March 2, 2022
An Infill Apartment Building with a Secret Garden Rises in Paris
The new building stands at a right angle behind the front building, turning away from the old block and towards the small but green landscape of the yard. Coming from the street, the quietness of this place is amazing, as the eleven-story giant blocks virtually all noise from the avenue. The path now leads through the entrance of the building block—another rabbit hole in this story—, into the lush green backyard and then, in a gentle left turn, through another passage in the new building, marked by a wooden canopy, that leads into another courtyard, featuring white walls, a white open staircase and even some white marble hardscaping. While the green courtyard belongs to all residents of the two buildings, the white one is kept to the residents of the smaller new one as an intimate social meeting space. The open access balconies that lead to each single apartment address this need for social space, too. One imagines that this could easily become a lively little community.

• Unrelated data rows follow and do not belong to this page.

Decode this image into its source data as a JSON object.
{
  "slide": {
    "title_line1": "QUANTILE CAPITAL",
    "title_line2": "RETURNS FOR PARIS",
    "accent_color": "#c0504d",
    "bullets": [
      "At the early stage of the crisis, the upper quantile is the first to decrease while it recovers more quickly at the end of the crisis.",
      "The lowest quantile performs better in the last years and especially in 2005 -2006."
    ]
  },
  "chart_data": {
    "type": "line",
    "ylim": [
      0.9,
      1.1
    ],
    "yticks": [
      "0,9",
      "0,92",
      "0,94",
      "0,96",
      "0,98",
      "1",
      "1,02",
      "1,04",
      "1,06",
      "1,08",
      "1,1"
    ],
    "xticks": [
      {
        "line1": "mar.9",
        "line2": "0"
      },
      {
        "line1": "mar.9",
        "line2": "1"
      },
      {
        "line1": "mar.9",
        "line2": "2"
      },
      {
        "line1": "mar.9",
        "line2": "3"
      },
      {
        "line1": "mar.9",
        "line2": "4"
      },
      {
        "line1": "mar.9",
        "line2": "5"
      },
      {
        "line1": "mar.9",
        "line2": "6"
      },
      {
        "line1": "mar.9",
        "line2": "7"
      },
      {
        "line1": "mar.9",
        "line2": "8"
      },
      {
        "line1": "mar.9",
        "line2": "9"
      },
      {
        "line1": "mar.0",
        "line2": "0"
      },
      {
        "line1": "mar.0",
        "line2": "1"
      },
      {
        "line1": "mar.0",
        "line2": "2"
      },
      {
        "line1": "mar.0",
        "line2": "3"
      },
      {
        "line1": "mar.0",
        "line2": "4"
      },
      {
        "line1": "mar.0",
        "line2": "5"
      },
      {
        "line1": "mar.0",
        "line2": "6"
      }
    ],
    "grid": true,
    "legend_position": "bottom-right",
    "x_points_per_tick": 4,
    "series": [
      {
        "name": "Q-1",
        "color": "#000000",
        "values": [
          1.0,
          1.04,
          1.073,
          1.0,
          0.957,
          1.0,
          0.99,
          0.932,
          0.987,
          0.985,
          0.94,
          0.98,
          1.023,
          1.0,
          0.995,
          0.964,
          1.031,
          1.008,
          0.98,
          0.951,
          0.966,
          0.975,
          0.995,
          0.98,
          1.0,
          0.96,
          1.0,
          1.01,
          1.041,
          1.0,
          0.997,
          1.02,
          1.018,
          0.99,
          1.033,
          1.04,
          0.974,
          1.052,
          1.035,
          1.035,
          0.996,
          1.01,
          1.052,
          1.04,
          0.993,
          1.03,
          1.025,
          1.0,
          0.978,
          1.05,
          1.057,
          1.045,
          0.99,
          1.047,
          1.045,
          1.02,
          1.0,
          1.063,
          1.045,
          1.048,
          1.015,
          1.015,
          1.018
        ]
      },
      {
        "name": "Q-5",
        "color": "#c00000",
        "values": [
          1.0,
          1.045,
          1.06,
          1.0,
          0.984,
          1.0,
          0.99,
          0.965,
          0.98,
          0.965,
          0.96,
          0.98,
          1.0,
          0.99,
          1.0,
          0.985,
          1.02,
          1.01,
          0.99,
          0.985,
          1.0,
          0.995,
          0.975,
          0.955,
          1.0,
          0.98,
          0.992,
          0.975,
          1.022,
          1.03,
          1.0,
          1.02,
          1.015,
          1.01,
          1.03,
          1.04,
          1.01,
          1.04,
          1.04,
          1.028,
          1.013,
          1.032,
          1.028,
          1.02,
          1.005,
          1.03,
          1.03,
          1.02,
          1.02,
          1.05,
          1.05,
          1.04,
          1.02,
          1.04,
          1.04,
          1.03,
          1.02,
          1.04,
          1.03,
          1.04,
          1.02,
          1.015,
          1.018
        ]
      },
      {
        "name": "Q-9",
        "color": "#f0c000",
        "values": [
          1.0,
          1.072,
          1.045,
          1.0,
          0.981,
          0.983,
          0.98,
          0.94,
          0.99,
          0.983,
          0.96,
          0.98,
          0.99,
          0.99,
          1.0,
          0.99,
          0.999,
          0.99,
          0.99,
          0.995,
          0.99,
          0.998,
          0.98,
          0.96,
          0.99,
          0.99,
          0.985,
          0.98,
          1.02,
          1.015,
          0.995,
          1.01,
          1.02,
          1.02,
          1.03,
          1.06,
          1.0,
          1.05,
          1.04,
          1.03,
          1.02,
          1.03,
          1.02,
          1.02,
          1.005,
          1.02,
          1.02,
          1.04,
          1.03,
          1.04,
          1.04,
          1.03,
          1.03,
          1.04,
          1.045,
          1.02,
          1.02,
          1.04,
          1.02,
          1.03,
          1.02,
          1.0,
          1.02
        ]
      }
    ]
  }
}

To provide for a good mixture of different residents, the 14 apartments are of different sizes. On the ground floor, there are six micro apartments with one or two rooms, and four more on the first floor. In the larger apartments, sliding doors between the main rooms allow for a circumferential circulation that makes them more flexible in use, and feeling more spacious than they actually are. Four maisonettes are placed across the second and third floors.
The main intention of MARS was to turn the backyard—shaded by the surrounding buildings—into a place of poetry and surprise, an Alice-in-Wonderland moment: the collective explains, “The courtyard unveils a garden evoking an undergrowth full of ferns, ground-cover plants, and resinous trees.” The wooden facade that turns to this garden is kept simple, but with prominent elements like the columns and the sliding panels that give it a structure and a rhythm— “simple and strong, original and in osmosis with the garden”, as the architects put it.